Maybe the ultimate testimony to social media’s power as a force for transparency and openness is the fear it inspires in malefactors who benefit from fear and secrecy. This is certainly the case in Mexico, where drug cartels continue trying to terrorize social media users into not talking about crimes committed by violent drug gangs across the northern part of the country.
Most recently, this week a video posted on YouTube appeared to show a social media user who crossed the cartels being executed. The supposed victim, who was kneeling and wearing a black hood, reads a letter stating that he was a contributor to Valor Por Tamaulipas, an online discussion forum focused on the border state of Tamaulipas, and warning other contributors to stop talking about gang activities on online discussion forums. He then appears to be killed with a gunshot to the head.

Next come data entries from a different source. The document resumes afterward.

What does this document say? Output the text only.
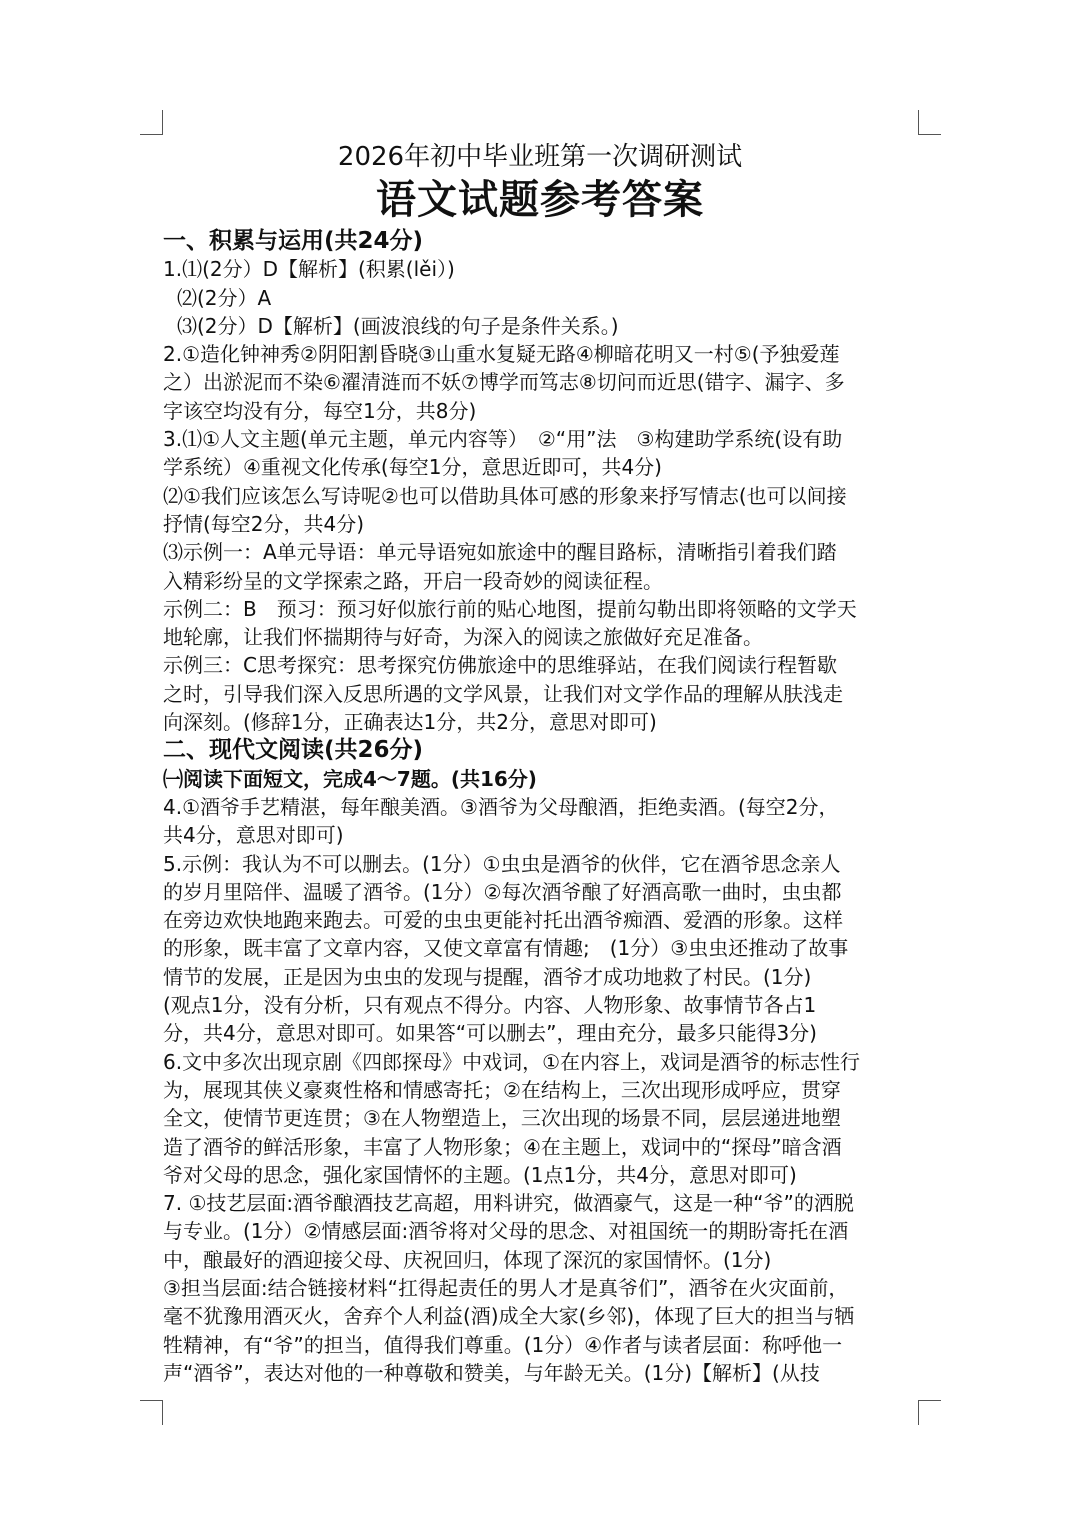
2026年初中毕业班第一次调研测试
语文试题参考答案
一、积累与运用(共24分)
1.⑴(2分）D【解析】(积累(lěi）)
⑵(2分）A
⑶(2分）D【解析】(画波浪线的句子是条件关系。)
2.①造化钟神秀②阴阳割昏晓③山重水复疑无路④柳暗花明又一村⑤(予独爱莲
之）出淤泥而不染⑥濯清涟而不妖⑦博学而笃志⑧切问而近思(错字、漏字、多
字该空均没有分，每空1分，共8分)
3.⑴①人文主题(单元主题，单元内容等）　②“用”法　③构建助学系统(设有助
学系统）④重视文化传承(每空1分，意思近即可，共4分)
⑵①我们应该怎么写诗呢②也可以借助具体可感的形象来抒写情志(也可以间接
抒情(每空2分，共4分)
⑶示例一：A单元导语：单元导语宛如旅途中的醒目路标，清晰指引着我们踏
入精彩纷呈的文学探索之路，开启一段奇妙的阅读征程。
示例二：B　预习：预习好似旅行前的贴心地图，提前勾勒出即将领略的文学天
地轮廓，让我们怀揣期待与好奇，为深入的阅读之旅做好充足准备。
示例三：C思考探究：思考探究仿佛旅途中的思维驿站，在我们阅读行程暂歇
之时，引导我们深入反思所遇的文学风景，让我们对文学作品的理解从肤浅走
向深刻。(修辞1分，正确表达1分，共2分，意思对即可)
二、现代文阅读(共26分)
㈠阅读下面短文，完成4～7题。(共16分)
4.①酒爷手艺精湛，每年酿美酒。③酒爷为父母酿酒，拒绝卖酒。(每空2分，
共4分，意思对即可)
5.示例：我认为不可以删去。(1分）①虫虫是酒爷的伙伴，它在酒爷思念亲人
的岁月里陪伴、温暖了酒爷。(1分）②每次酒爷酿了好酒高歌一曲时，虫虫都
在旁边欢快地跑来跑去。可爱的虫虫更能衬托出酒爷痴酒、爱酒的形象。这样
的形象，既丰富了文章内容，又使文章富有情趣;　(1分）③虫虫还推动了故事
情节的发展，正是因为虫虫的发现与提醒，酒爷才成功地救了村民。(1分)
(观点1分，没有分析，只有观点不得分。内容、人物形象、故事情节各占1
分，共4分，意思对即可。如果答“可以删去”，理由充分，最多只能得3分)
6.文中多次出现京剧《四郎探母》中戏词，①在内容上，戏词是酒爷的标志性行
为，展现其侠义豪爽性格和情感寄托；②在结构上，三次出现形成呼应，贯穿
全文，使情节更连贯；③在人物塑造上，三次出现的场景不同，层层递进地塑
造了酒爷的鲜活形象，丰富了人物形象；④在主题上，戏词中的“探母”暗含酒
爷对父母的思念，强化家国情怀的主题。(1点1分，共4分，意思对即可)
7. ①技艺层面:酒爷酿酒技艺高超，用料讲究，做酒豪气，这是一种“爷”的洒脱
与专业。(1分）②情感层面:酒爷将对父母的思念、对祖国统一的期盼寄托在酒
中，酿最好的酒迎接父母、庆祝回归，体现了深沉的家国情怀。(1分)
③担当层面:结合链接材料“扛得起责任的男人才是真爷们”，酒爷在火灾面前，
毫不犹豫用酒灭火，舍弃个人利益(酒)成全大家(乡邻)，体现了巨大的担当与牺
牲精神，有“爷”的担当，值得我们尊重。(1分）④作者与读者层面：称呼他一
声“酒爷”，表达对他的一种尊敬和赞美，与年龄无关。(1分)【解析】(从技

Earlier this week flyers were posted in several cities in Tamaulipas offering a bounty of $47,000 to anyone who would identify the person who operates Valor Por Tamaulipas, which was founded in January of this year, or any of his or her family members.
It’s not clear whether the murder was staged or real, or whether the supposed victim was really a contributor to online discussion forums. However, the drug gangs have murdered reporters and bloggers in the past for discussing organized crime activities online. In September 2011, the mangled bodies of a man and a woman, both in their early 20s, were discovered hanging from a bridge in Nuevo Laredo, just across the Texas border, along with a banner explaining "This is going to happen to all of those posting funny things on the Internet. You better f*cking pay attention. I'm about to get you." The banner specified two blogs to be avoided, El Blog del Narco and Al Rojo Vivo, both of which have documented murders and official corruption.
Later that same month another decapitated body turned out to be Maria Elizabeth Macías, 39, a freelance journalist and online commentator known as “La Nena de Laredo”; a message explained that she was killed for posting reports about drug-related crimes on “Nuevo Laredo en Vivo,” a local blog which reported drug-related crimes.
In November 2011 another body, supposedly of a social media user, was found in Nuevo Laredo with a note identifying the victim as a moderator of Nuevo Laredo en Vivo and stating, “this happened to me for not understanding that I shouldn’t report things on the social networks.”
All three notes were signed with a “Z,” indicating they were left by Los Zetas, a powerful gang based in Tamaulipas province.